E il telegrafo ottico arrivò in Italia
In pieno periodo napoleonico, il telegrafo ottico conquista l’Italia da Nord a Sud.
Sul finire del Settecento, nella Francia rivoluzionaria, un’invenzione è destinata a cambiare le comunicazioni: un sistema ottico incentrato su strumenti comuni e linguaggio cifrato, il telegrafo ottico.
Chissà se il giovane seminarista francese Claude Chappe ebbe consapevolezza della grandezza della sua trovata. Forse non dall’inizio.
Chappe, volendo corrispondere giornalmente con i suoi due fratelli, ideò un sistema di segnali fatti con le differenti posizioni di una riga oscillante in una pertica verticale. Grazie ad un cannocchiale, i tre fratelli, posti in posizioni sopraelevate, riuscivano a corrispondere fra loro nonostante fossero distanti più di una lega l’uno dall’altro. Batava loro osservare le differenti posizioni che assumeva la riga, ciascuna aveva un significato.
Questo sorprendente sistema, chiamato dapprima tachigrafo, fu codificato nel 1791 in una serie di esperimenti e già nel 1793 fu adottato dalla Convenzione come mezzo di trasmissione nazionale.
L’ingegno di Napoleone ripensò il suo uso, sperimentato sulle due linee telegrafiche Parigi-Lilla e Parigi-Landau, in funzione militare ed ordinò l’istallazione di una serie di stazioni telegrafiche mobili sui campi di battaglia che vedevano protagonisti i francesi.
Fu così che il telegrafo ottico arrivò anche in Italia.
I lavori del genio militare francese, inaugurati nel marzo del 1807, portarono alla realizzazione di una prima tratta da Parigi a Torino, estesa poi sino a Milano e alla Liguria.
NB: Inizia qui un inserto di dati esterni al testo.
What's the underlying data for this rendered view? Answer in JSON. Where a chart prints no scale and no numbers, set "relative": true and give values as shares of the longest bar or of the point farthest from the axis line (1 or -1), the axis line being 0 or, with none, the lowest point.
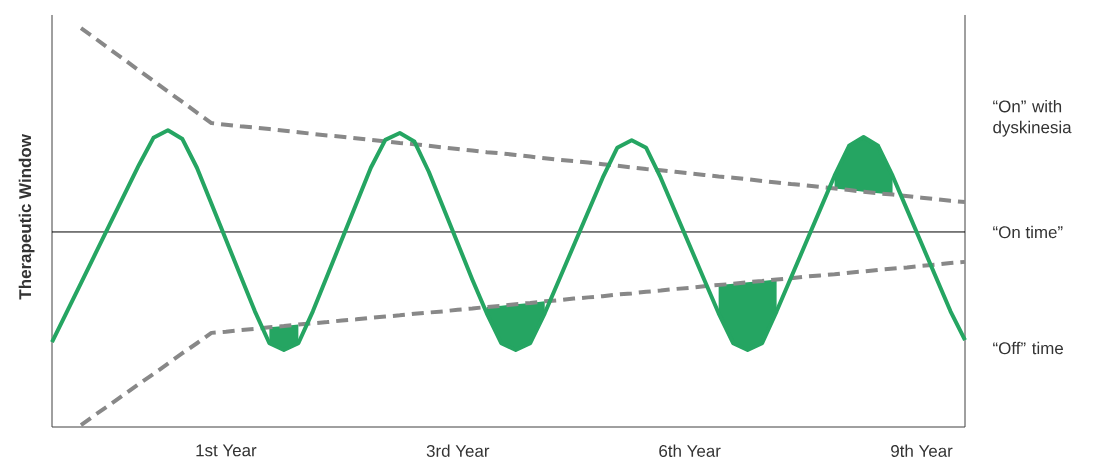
{
  "chart_data": {
    "type": "line",
    "relative": true,
    "ylabel": "Therapeutic Window",
    "categories": [
      null,
      null,
      null,
      null,
      null,
      null,
      null,
      null,
      null,
      null,
      null,
      null,
      "1st Year",
      null,
      null,
      null,
      null,
      null,
      null,
      null,
      null,
      null,
      null,
      null,
      null,
      null,
      null,
      null,
      "3rd Year",
      null,
      null,
      null,
      null,
      null,
      null,
      null,
      null,
      null,
      null,
      null,
      null,
      null,
      null,
      null,
      "6th Year",
      null,
      null,
      null,
      null,
      null,
      null,
      null,
      null,
      null,
      null,
      null,
      null,
      null,
      null,
      null,
      "9th Year",
      null,
      null,
      null
    ],
    "series": [
      {
        "type": "line",
        "line_style": "dashed",
        "color": "#888888",
        "values": [
          null,
          null,
          1.0,
          0.974,
          0.947,
          0.921,
          0.894,
          0.868,
          0.841,
          0.815,
          0.788,
          0.762,
          0.758,
          0.754,
          0.751,
          0.747,
          0.743,
          0.739,
          0.735,
          0.731,
          0.728,
          0.724,
          0.72,
          0.716,
          0.712,
          0.709,
          0.705,
          0.701,
          0.697,
          0.693,
          0.689,
          0.686,
          0.682,
          0.678,
          0.674,
          0.67,
          0.667,
          0.663,
          0.659,
          0.655,
          0.651,
          0.647,
          0.644,
          0.64,
          0.636,
          0.632,
          0.628,
          0.625,
          0.621,
          0.617,
          0.613,
          0.609,
          0.606,
          0.602,
          0.598,
          0.594,
          0.59,
          0.586,
          0.583,
          0.579,
          0.575,
          0.571,
          0.567,
          0.564
        ]
      },
      {
        "type": "line",
        "line_style": "dashed",
        "color": "#888888",
        "values": [
          null,
          null,
          0.005,
          0.031,
          0.056,
          0.082,
          0.108,
          0.133,
          0.159,
          0.185,
          0.21,
          0.236,
          0.239,
          0.243,
          0.246,
          0.25,
          0.253,
          0.257,
          0.26,
          0.263,
          0.267,
          0.27,
          0.274,
          0.277,
          0.28,
          0.284,
          0.287,
          0.29,
          0.294,
          0.297,
          0.301,
          0.304,
          0.308,
          0.311,
          0.315,
          0.318,
          0.322,
          0.325,
          0.328,
          0.332,
          0.335,
          0.339,
          0.342,
          0.346,
          0.349,
          0.353,
          0.356,
          0.359,
          0.363,
          0.366,
          0.37,
          0.373,
          0.377,
          0.38,
          0.383,
          0.387,
          0.39,
          0.394,
          0.397,
          0.4,
          0.404,
          0.407,
          0.411,
          0.414
        ]
      },
      {
        "type": "line",
        "line_style": "solid",
        "color": "#25a562",
        "values": [
          0.213,
          0.287,
          0.361,
          0.435,
          0.509,
          0.583,
          0.657,
          0.725,
          0.744,
          0.722,
          0.65,
          0.56,
          0.47,
          0.38,
          0.29,
          0.21,
          0.193,
          0.21,
          0.29,
          0.38,
          0.47,
          0.56,
          0.65,
          0.72,
          0.737,
          0.716,
          0.64,
          0.55,
          0.46,
          0.37,
          0.285,
          0.21,
          0.193,
          0.21,
          0.285,
          0.37,
          0.455,
          0.54,
          0.625,
          0.7,
          0.719,
          0.7,
          0.625,
          0.54,
          0.455,
          0.37,
          0.285,
          0.21,
          0.193,
          0.21,
          0.29,
          0.375,
          0.46,
          0.545,
          0.63,
          0.705,
          0.727,
          0.705,
          0.63,
          0.545,
          0.46,
          0.375,
          0.29,
          0.218
        ],
        "lower": [
          null,
          null,
          null,
          null,
          null,
          null,
          null,
          null,
          null,
          null,
          null,
          null,
          null,
          null,
          null,
          0.21,
          0.193,
          0.21,
          null,
          null,
          null,
          null,
          null,
          null,
          null,
          null,
          null,
          null,
          null,
          null,
          0.285,
          0.21,
          0.193,
          0.21,
          0.285,
          null,
          null,
          null,
          null,
          null,
          null,
          null,
          null,
          null,
          null,
          null,
          0.285,
          0.21,
          0.193,
          0.21,
          0.29,
          null,
          null,
          null,
          0.598,
          0.594,
          0.59,
          0.586,
          0.583,
          null,
          null,
          null,
          null,
          null
        ],
        "upper": [
          null,
          null,
          null,
          null,
          null,
          null,
          null,
          null,
          null,
          null,
          null,
          null,
          null,
          null,
          null,
          0.25,
          0.253,
          0.257,
          null,
          null,
          null,
          null,
          null,
          null,
          null,
          null,
          null,
          null,
          null,
          null,
          0.301,
          0.304,
          0.308,
          0.311,
          0.315,
          null,
          null,
          null,
          null,
          null,
          null,
          null,
          null,
          null,
          null,
          null,
          0.356,
          0.359,
          0.363,
          0.366,
          0.37,
          null,
          null,
          null,
          0.63,
          0.705,
          0.727,
          0.705,
          0.63,
          null,
          null,
          null,
          null,
          null
        ]
      }
    ],
    "ref_lines": [
      {
        "axis": "y",
        "value": 0.489,
        "label": "“On time”",
        "color": "#000000"
      }
    ],
    "annotations": [
      "“On” with dyskinesia",
      "“Off” time"
    ]
  }
}
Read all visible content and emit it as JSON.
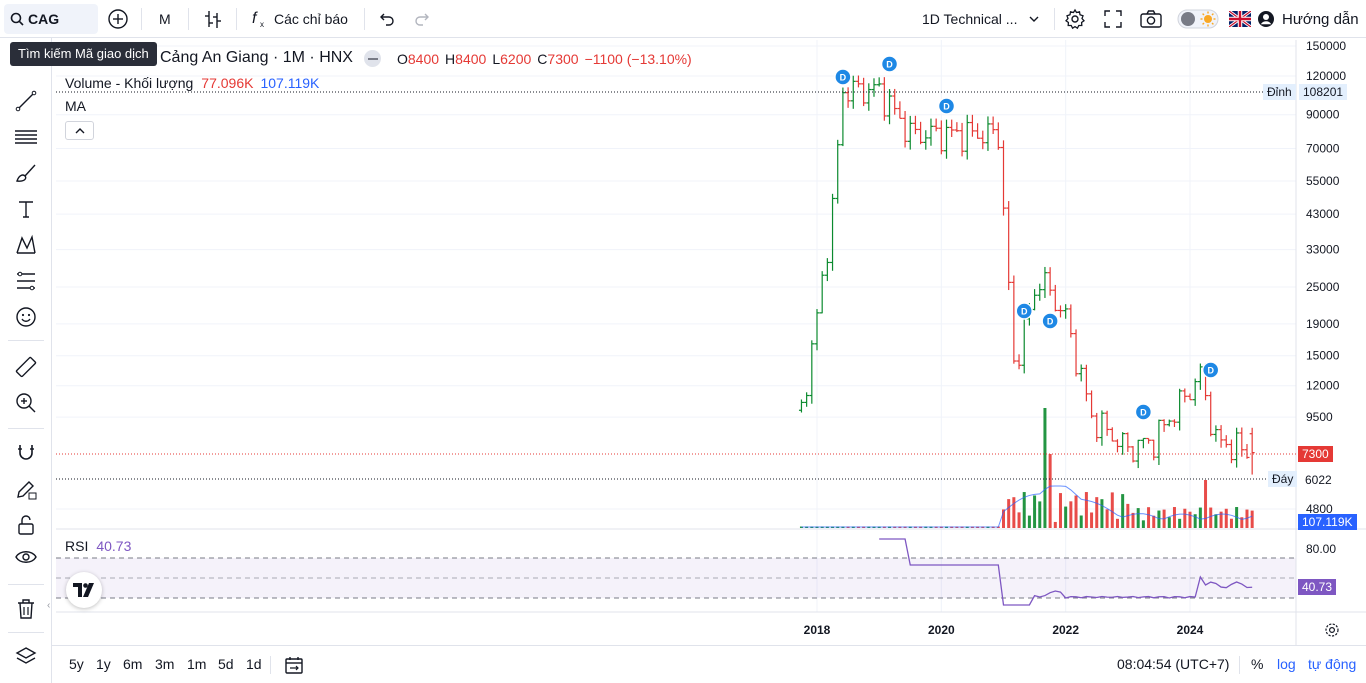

Provenendo dalla capitale francese, attraverso Lione, il collegamento si attestava a Termignon e a Lansleburg, raggiungeva dieci stazioni, fra le quali si annoverano Mompantero, Frassinere, San Michele, Buttigliera, Rivoli e Grugliasco, e si fermava a Torino. Da qui la linea telegrafica saliva a Superga per proseguire attraverso il Monferrato, scendere verso il Po e continuare sino a Milano con successive diramazioni verso Parma, Piacenza, Genova, dove si battezzava Punta Chiappa in onore dell’inventore, e La Spezia. A distanza di due anni un nuovo tracciato da Milano, attraverso le alture del Bergamasco e del Bresciano, portava il telegrafo sino a Mantova e Venezia.
Successivamente, fra il 1810 e il 1812, da Venezia la linea venne diramata lungo la costa adriatica verso Trieste e nelle Romagne e le Marche. L’utilità di simili telegrafi per proteggere le proprie coste fu inoltre avvertita nel Regno di Napoli dove Gioacchino Murat adeguò alla telegrafia ottica le circa 400 torri semaforiche di guardia costiere risalenti al Cinquecento. Tuttavia, passata la ventata napoleonica, gran parte delle postazioni italiane fu di fatti demolita.
Autore articolo: Angelo D’Ambra
Bibliografia:
U. Cavina, L’arma segreta di Napoleone: la “telegrafia” di Chappe
Frasca, Il telegrafo ottico dalla Rivoluzione Francese alla Guerra di Crimea
Buongiorno, vorrei suggerire di correggere l’articolo a proposito della rete ottica napoleonica in Italia, in particolare per ciò che attiene le Due Sicilie. IL telegrafo Chappe non scese mai a Sud di Venezia, la parte continentale del regno delle Due Sicilie, occupata dai francesi, vide l’installazione della rete ottica costiera degli apparecchi semaforici tipo Depillon-Jacob. Tale rete si estese dal mare del Nord sino all’Albania, passando per le coste italiane con lo scopo di controllare il traffico marittimo a seguito del blocco continentale imposto da Napoleone alle merci inglesi. Nelle Due Sicilie tale rete ottica costiera ebbe anche lo scopo di sorvegliare i litorali per le continue incursioni delle unità navali anglo-borboniche, e lungo la costa calabra fu utilizzata per la preparazione del fallito tentativo di sbarco in Sicilia del 1810. Con la fine di Napoleone e dell’occupazione francese dell’Italia, la rete ottica costiera nella Due Sicilie fu conservata ed, anzi, incrementata. Con l’unità d’Italia, la rete meridionale fu prima smantellata e poi ricostituita dopo la sconfitta navale di Lissa. La rete semaforica italiana, come quella inglese, ha continuato, con gli ovvi aggiornamenti, il proprio servizio sino al termine della seconda guerra mondiale.